Exercise and Physical therapy
For individuals with persistent back pain, exercise and physical therapy is the cornerstone of treatment. Stretching, strengthening, and stabilizing exercises assist with decreasing pain, restoring function, and preserving range of motion. Therapists will sometimes use instruments and other modalities to help treat soft tissue injuries. In conjunction with exercise, spinal manipulation and other manual therapies may also be useful in relieving low back pain, and improve joint and soft tissue movement. Manual therapy is performed by chiropractors, physical therapists, and physicians.
Injections for the treatment of low back pain allow for targeted treatment to sources of pain including trigger points, arthritis, herniated discs, and pinched nerves.
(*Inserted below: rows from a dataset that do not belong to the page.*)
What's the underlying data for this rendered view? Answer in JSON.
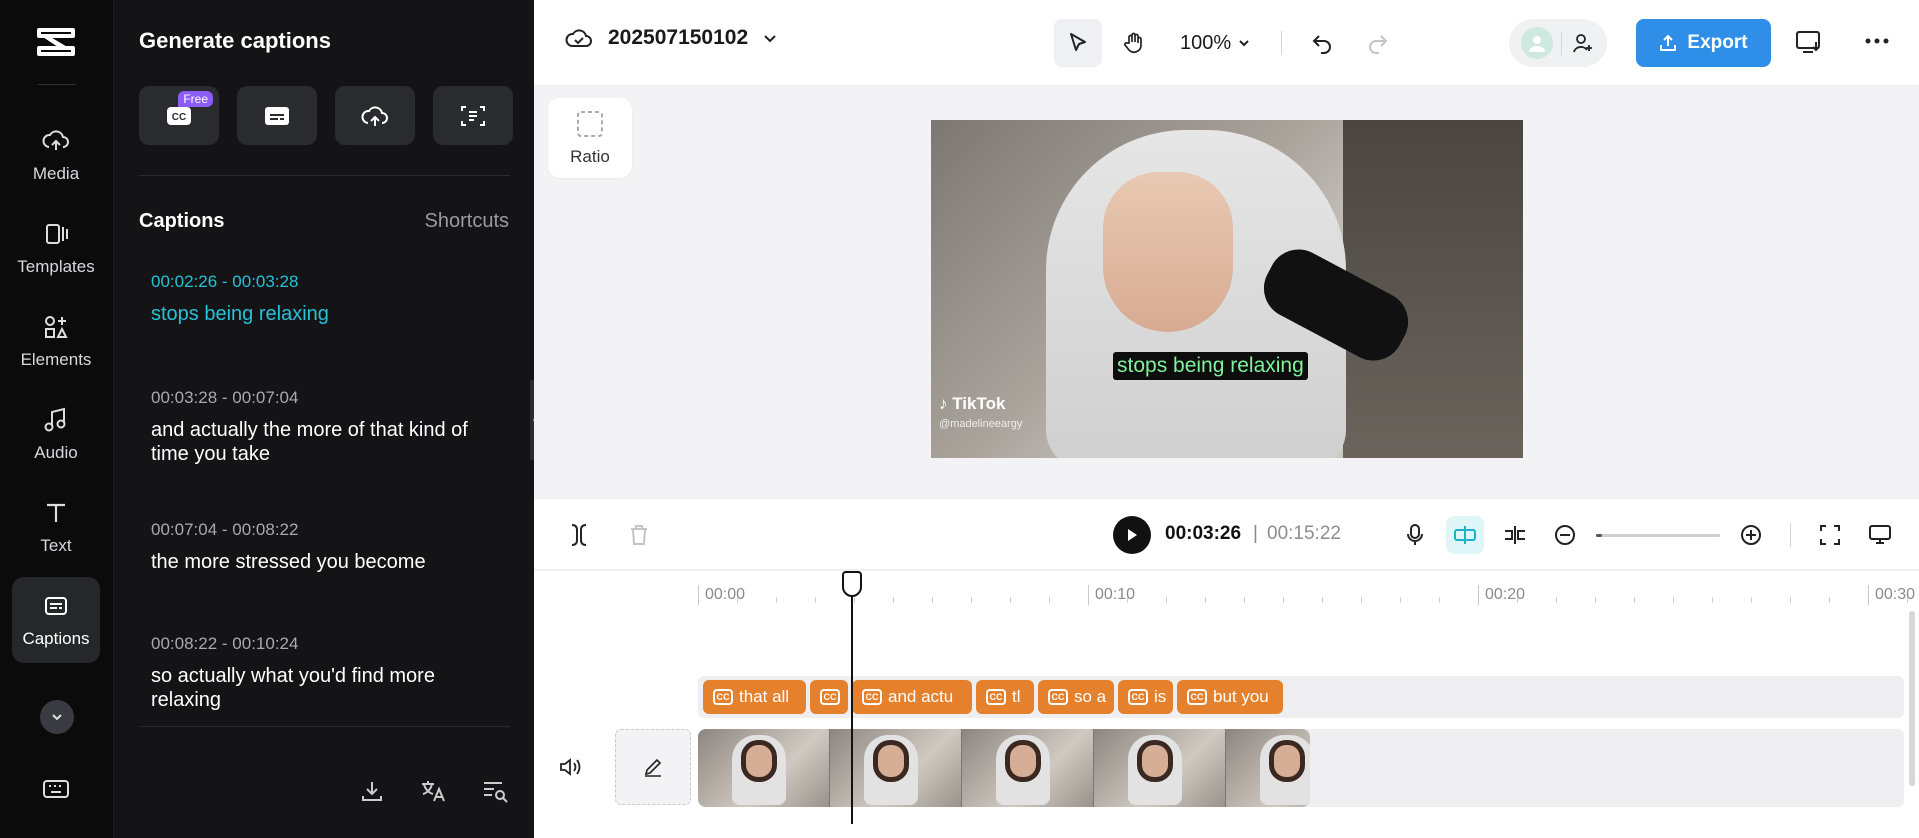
{
  "rail": {
    "items": [
      {
        "label": "Media",
        "icon": "cloud-upload-icon"
      },
      {
        "label": "Templates",
        "icon": "templates-icon"
      },
      {
        "label": "Elements",
        "icon": "elements-icon"
      },
      {
        "label": "Audio",
        "icon": "music-note-icon"
      },
      {
        "label": "Text",
        "icon": "text-t-icon"
      },
      {
        "label": "Captions",
        "icon": "captions-icon",
        "active": true
      }
    ]
  },
  "panel": {
    "title": "Generate captions",
    "free_badge": "Free",
    "captions_heading": "Captions",
    "shortcuts_label": "Shortcuts",
    "captions": [
      {
        "time": "00:02:26 - 00:03:28",
        "text": "stops being relaxing"
      },
      {
        "time": "00:03:28 - 00:07:04",
        "text": "and actually the more of that kind of time you take"
      },
      {
        "time": "00:07:04 - 00:08:22",
        "text": "the more stressed you become"
      },
      {
        "time": "00:08:22 - 00:10:24",
        "text": "so actually what you'd find more relaxing"
      }
    ]
  },
  "topbar": {
    "project_name": "202507150102",
    "zoom": "100%",
    "export_label": "Export"
  },
  "canvas": {
    "ratio_label": "Ratio",
    "subtitle": "stops being relaxing",
    "watermark": "TikTok",
    "watermark_handle": "@madelineeargy"
  },
  "playback": {
    "current_time": "00:03:26",
    "separator": "|",
    "total_time": "00:15:22",
    "zoom_level": 0.0
  },
  "timeline": {
    "ruler": [
      "00:00",
      "00:10",
      "00:20",
      "00:30"
    ],
    "caption_clips": [
      "that all",
      "",
      "and actu",
      "tl",
      "so a",
      "is",
      "but you"
    ]
  },
  "colors": {
    "accent": "#2f8fe8",
    "active_caption": "#27c1d8",
    "caption_clip": "#e5812c",
    "subtitle_text": "#7ff29a"
  }
}
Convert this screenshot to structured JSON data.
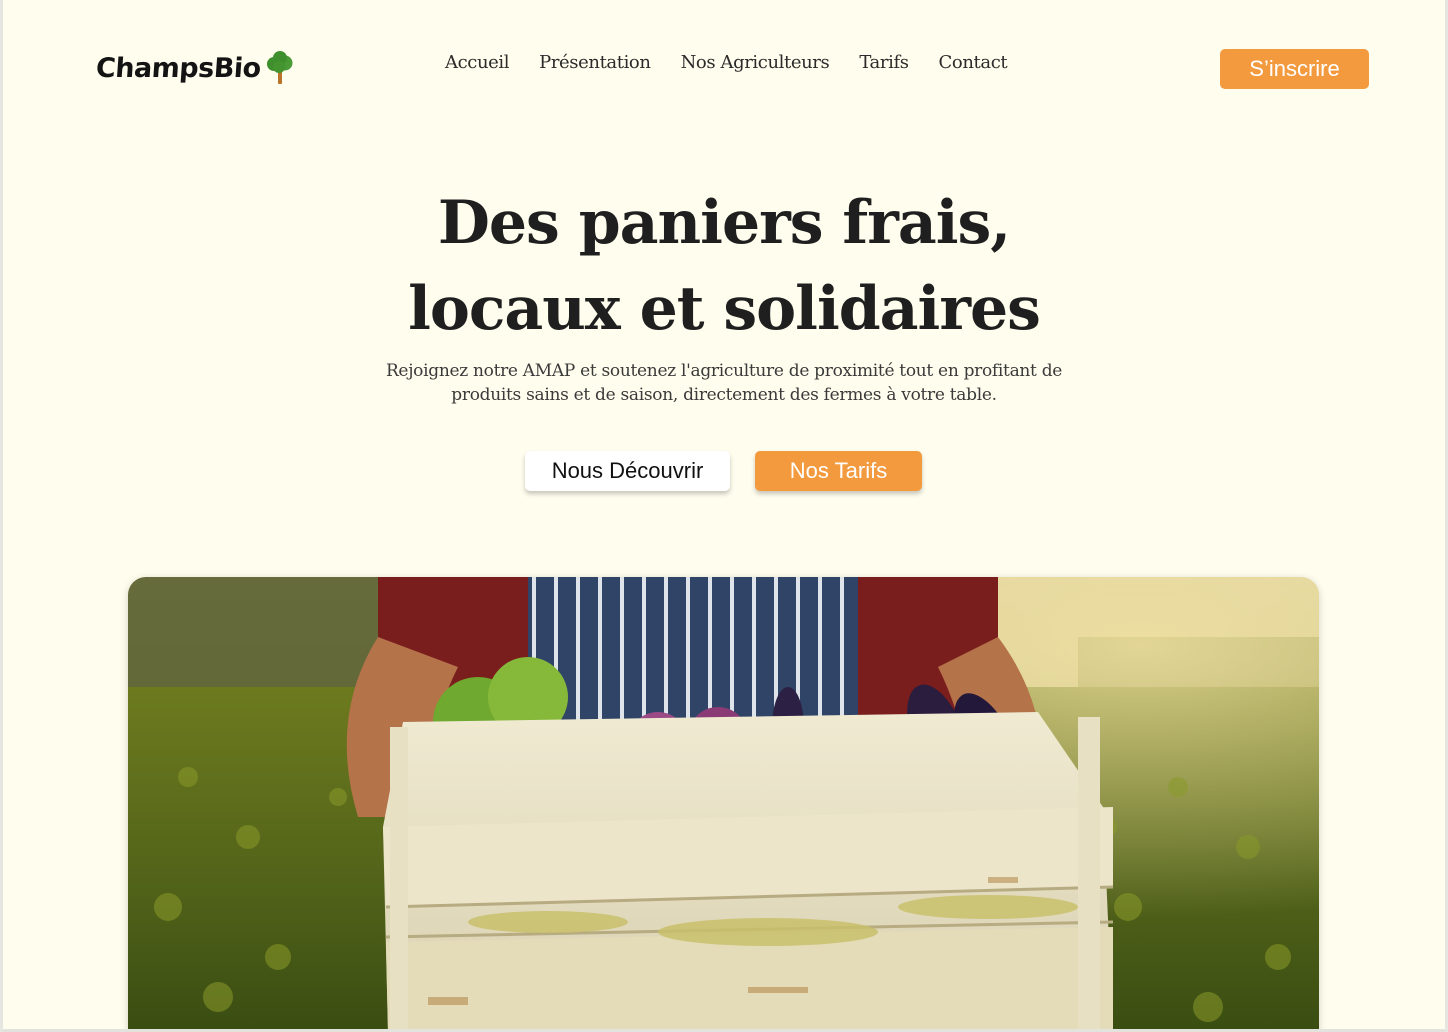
{
  "brand": {
    "name": "ChampsBio",
    "logo_icon": "tree-icon"
  },
  "nav": {
    "items": [
      "Accueil",
      "Présentation",
      "Nos Agriculteurs",
      "Tarifs",
      "Contact"
    ]
  },
  "header": {
    "signup_label": "S’inscrire"
  },
  "hero": {
    "title_line1": "Des paniers frais,",
    "title_line2": "locaux et solidaires",
    "subtitle": "Rejoignez notre AMAP et soutenez l'agriculture de proximité tout en profitant de produits sains et de saison, directement des fermes à votre table.",
    "primary_button": "Nous Découvrir",
    "secondary_button": "Nos Tarifs",
    "image_subject": "farmer-holding-vegetable-crate"
  },
  "colors": {
    "background": "#fffded",
    "accent": "#f39a3f",
    "text": "#1f1f1f",
    "tree_green": "#3f8f2f",
    "tree_trunk": "#b8752a"
  }
}
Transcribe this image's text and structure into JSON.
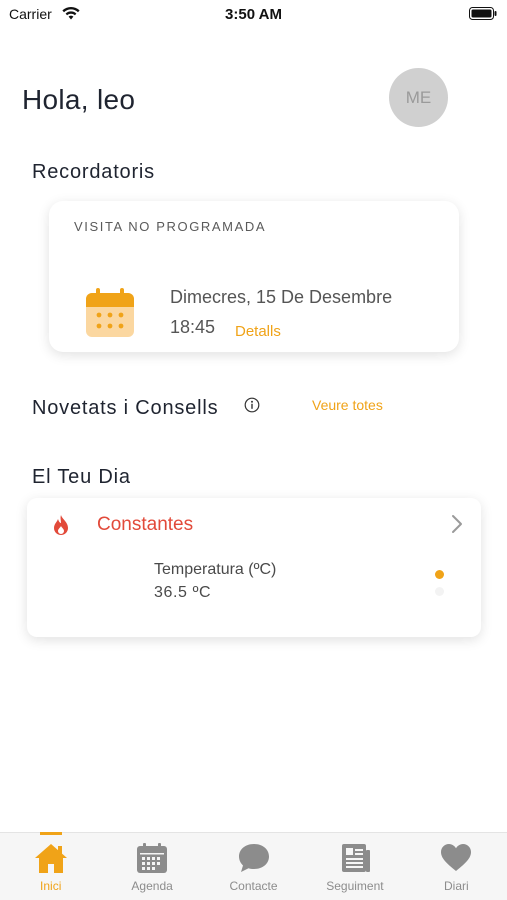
{
  "status_bar": {
    "carrier": "Carrier",
    "time": "3:50 AM"
  },
  "header": {
    "greeting": "Hola, leo",
    "avatar_initials": "ME"
  },
  "reminders": {
    "title": "Recordatoris",
    "card": {
      "type": "VISITA NO PROGRAMADA",
      "date": "Dimecres, 15 De Desembre",
      "time": "18:45",
      "details_link": "Detalls",
      "icon": "calendar-icon"
    }
  },
  "news": {
    "title": "Novetats i Consells",
    "see_all": "Veure totes",
    "info_icon": "info-icon"
  },
  "day": {
    "title": "El Teu Dia",
    "card": {
      "title": "Constantes",
      "icon": "flame-icon",
      "measure_label": "Temperatura (ºC)",
      "measure_value": "36.5 ºC",
      "pager_active_index": 0,
      "pager_count": 2
    }
  },
  "tab_bar": {
    "tabs": [
      {
        "label": "Inici",
        "icon": "home-icon",
        "active": true
      },
      {
        "label": "Agenda",
        "icon": "calendar-grid-icon",
        "active": false
      },
      {
        "label": "Contacte",
        "icon": "chat-bubble-icon",
        "active": false
      },
      {
        "label": "Seguiment",
        "icon": "newspaper-icon",
        "active": false
      },
      {
        "label": "Diari",
        "icon": "heart-icon",
        "active": false
      }
    ]
  },
  "colors": {
    "accent": "#f0a318",
    "alert": "#e24a3a",
    "inactive_tab": "#8c8c8c",
    "avatar_bg": "#d0d0d0"
  }
}
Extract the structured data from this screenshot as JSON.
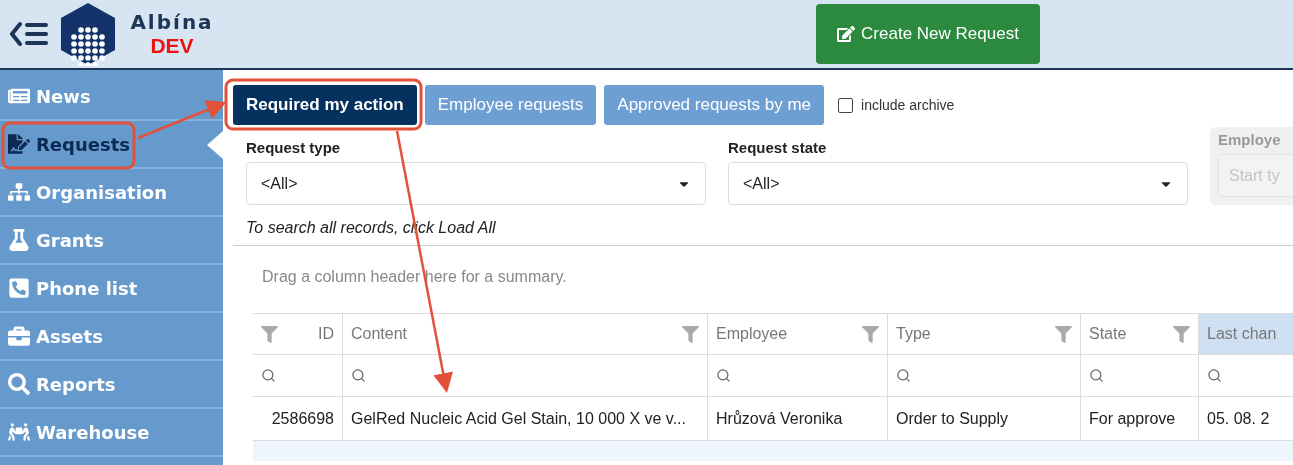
{
  "header": {
    "app_name": "Albína",
    "environment": "DEV",
    "create_button": "Create New Request"
  },
  "sidebar": {
    "items": [
      {
        "label": "News",
        "selected": false
      },
      {
        "label": "Requests",
        "selected": true
      },
      {
        "label": "Organisation",
        "selected": false
      },
      {
        "label": "Grants",
        "selected": false
      },
      {
        "label": "Phone list",
        "selected": false
      },
      {
        "label": "Assets",
        "selected": false
      },
      {
        "label": "Reports",
        "selected": false
      },
      {
        "label": "Warehouse",
        "selected": false
      }
    ]
  },
  "tabs": [
    {
      "label": "Required my action",
      "selected": true
    },
    {
      "label": "Employee requests",
      "selected": false
    },
    {
      "label": "Approved requests by me",
      "selected": false
    }
  ],
  "include_archive": {
    "label": "include archive",
    "checked": false
  },
  "filters": [
    {
      "kind": "select",
      "label": "Request type",
      "value": "<All>",
      "disabled": false
    },
    {
      "kind": "select",
      "label": "Request state",
      "value": "<All>",
      "disabled": false
    },
    {
      "kind": "text",
      "label": "Employe",
      "placeholder": "Start ty",
      "disabled": true
    }
  ],
  "hint": "To search all records, click Load All",
  "grid": {
    "group_panel": "Drag a column header here for a summary.",
    "columns": [
      {
        "label": "ID",
        "sorted": false
      },
      {
        "label": "Content",
        "sorted": false
      },
      {
        "label": "Employee",
        "sorted": false
      },
      {
        "label": "Type",
        "sorted": false
      },
      {
        "label": "State",
        "sorted": false
      },
      {
        "label": "Last chan",
        "sorted": true
      }
    ],
    "rows": [
      {
        "cells": [
          "2586698",
          "GelRed Nucleic Acid Gel Stain, 10 000 X ve v...",
          "Hrůzová Veronika",
          "Order to Supply",
          "For approve",
          "05. 08. 2"
        ]
      }
    ]
  }
}
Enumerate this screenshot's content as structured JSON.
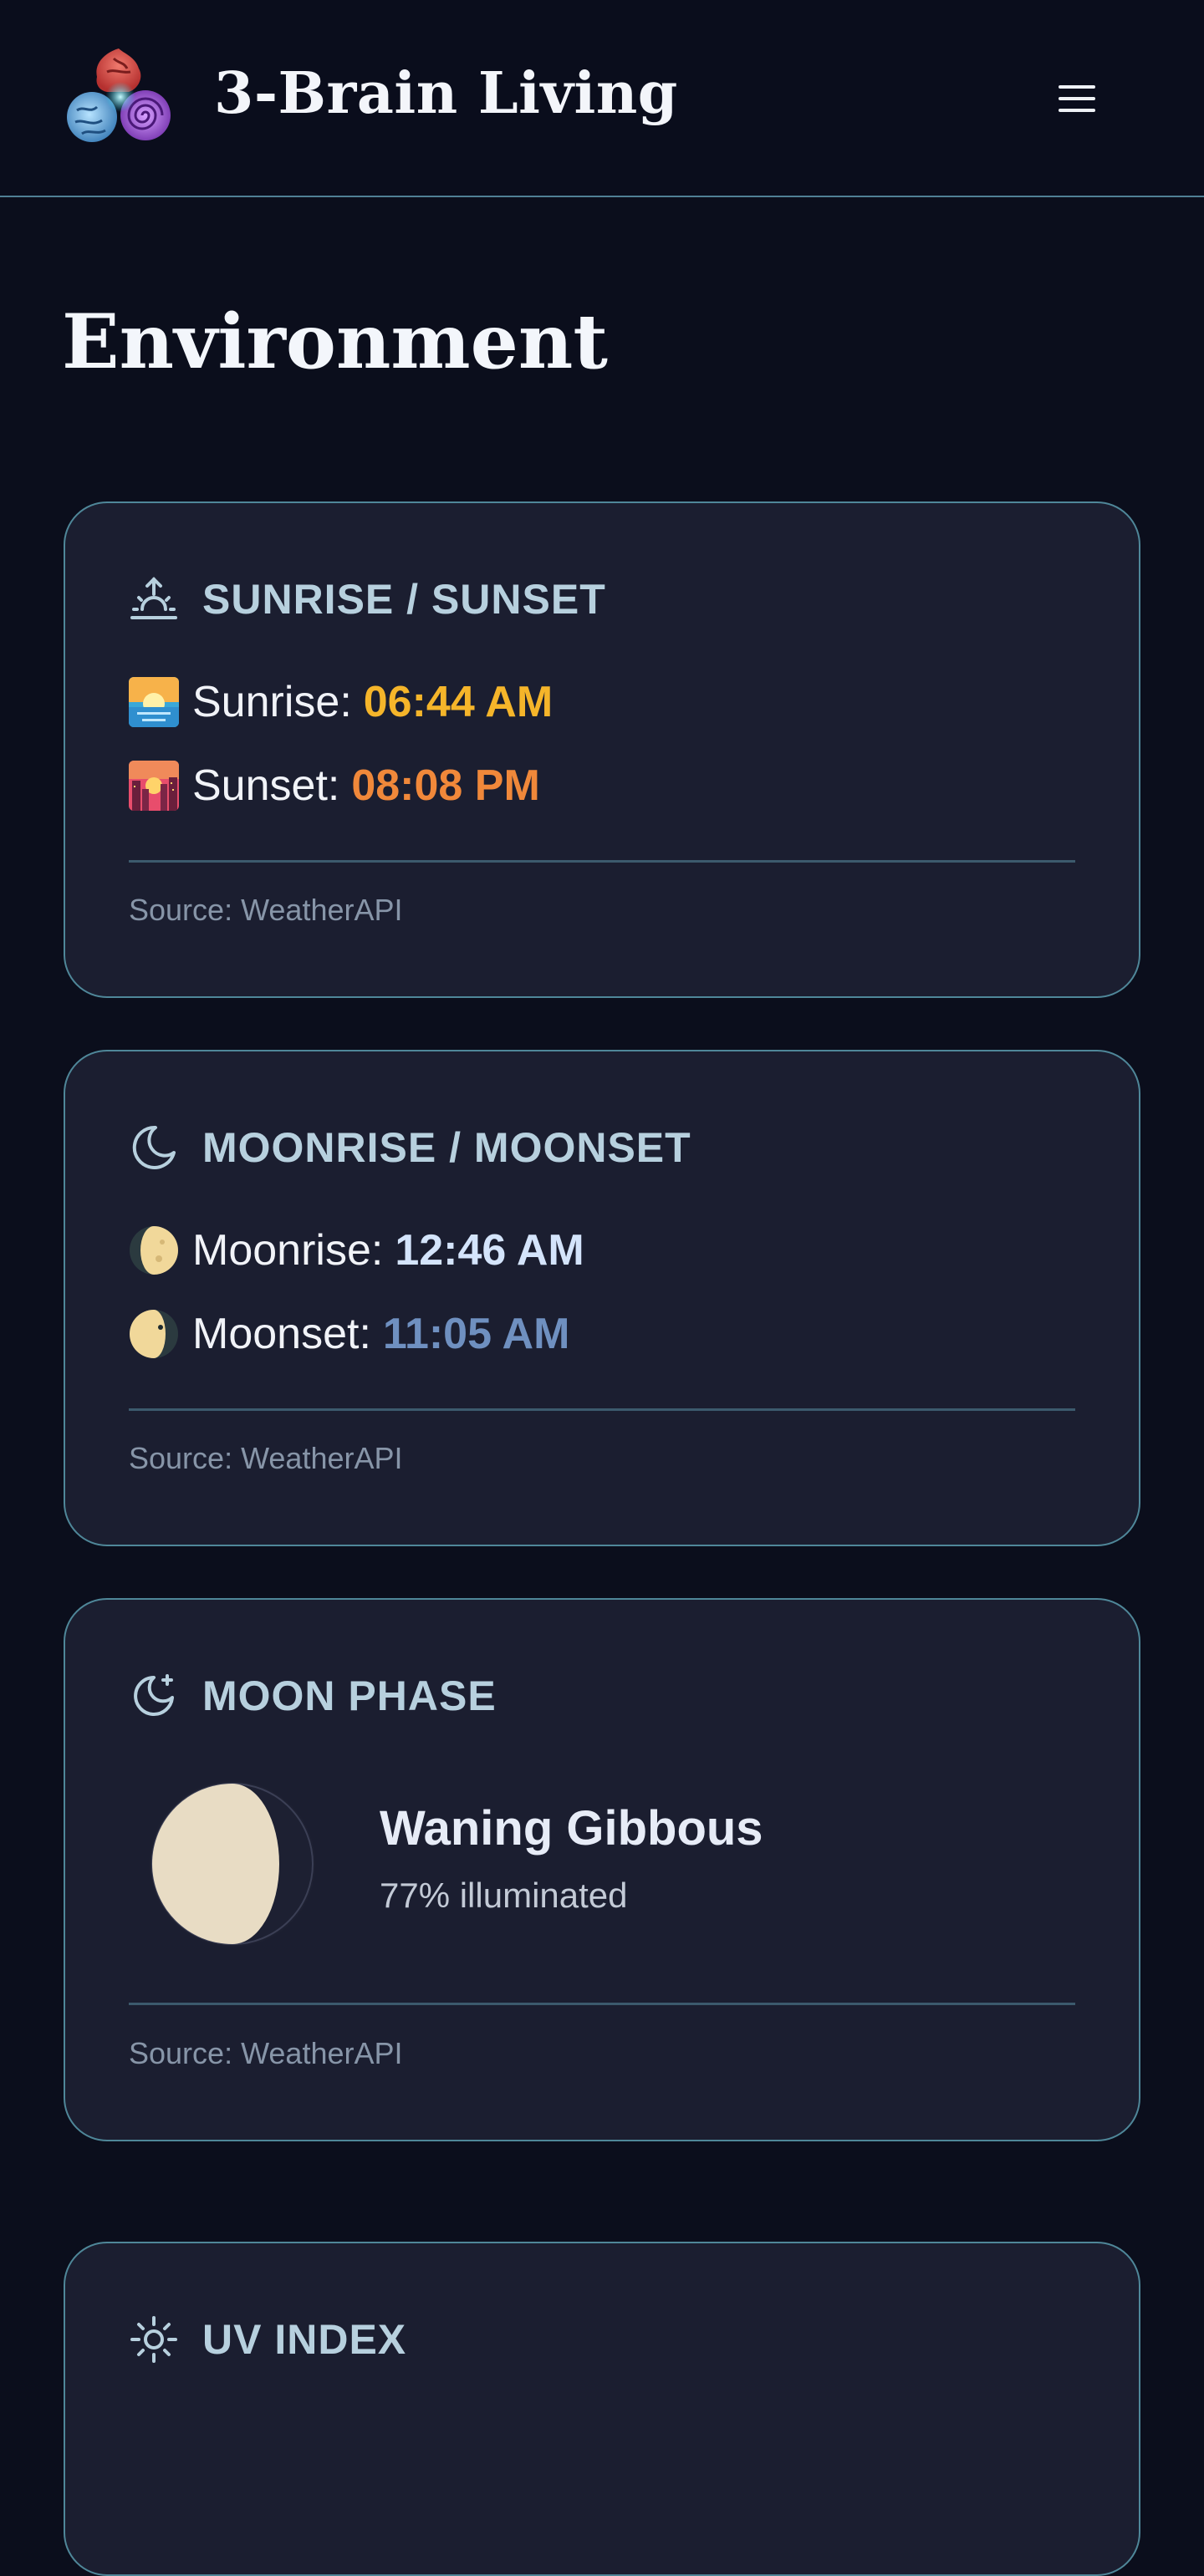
{
  "header": {
    "brand": "3-Brain Living",
    "logo_icon": "three-brains-logo-icon",
    "menu_icon": "hamburger-menu-icon"
  },
  "page": {
    "title": "Environment"
  },
  "sun": {
    "title": "SUNRISE / SUNSET",
    "icon": "sunrise-icon",
    "sunrise_label": "Sunrise:",
    "sunrise_value": "06:44 AM",
    "sunrise_color": "#f5b52a",
    "sunset_label": "Sunset:",
    "sunset_value": "08:08 PM",
    "sunset_color": "#f0883a",
    "source": "Source: WeatherAPI"
  },
  "moon_times": {
    "title": "MOONRISE / MOONSET",
    "icon": "moon-icon",
    "moonrise_label": "Moonrise:",
    "moonrise_value": "12:46 AM",
    "moonrise_color": "#d4e4fb",
    "moonset_label": "Moonset:",
    "moonset_value": "11:05 AM",
    "moonset_color": "#6f90c0",
    "source": "Source: WeatherAPI"
  },
  "moon_phase": {
    "title": "MOON PHASE",
    "icon": "moon-star-icon",
    "phase": "Waning Gibbous",
    "illumination": "77% illuminated",
    "illumination_fraction": 0.77,
    "source": "Source: WeatherAPI"
  },
  "uv": {
    "title": "UV INDEX",
    "icon": "sun-icon"
  }
}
Injections are usually recommended only after conservative treatments such as medications and physical therapy have not brought relief.
Back surgery in Kansas City should be reserved for patients who have failed conservative care and have signs and symptoms associated with a mechanical disorder that can be corrected by surgical intervention. Whether or not surgery is appropriate will depend on an individual’s specific signs and symptoms, medical history, and diagnostic studies.
When low back pain has been present long enough to become chronic, oftentimes it requires a multidisciplinary approach that addresses the physical, psychological and psychosocial aspects of the condition.
Other Back Pain Treatments:
- General health measures: smoking cessation, aerobic exercise, weight management.
- Correct posture: use positions and perform activities with an emphasis on a neutral lumbar spine position.
- Stress reduction: stress may interfere or delay the recovery process. Activities that may help reduce stress include meditation, cognitive behavioral therapy, support groups.
- Psychological and mind-body therapies: examples include yoga, Tai-chi, pilates, cognitive behavioral therapy, etc.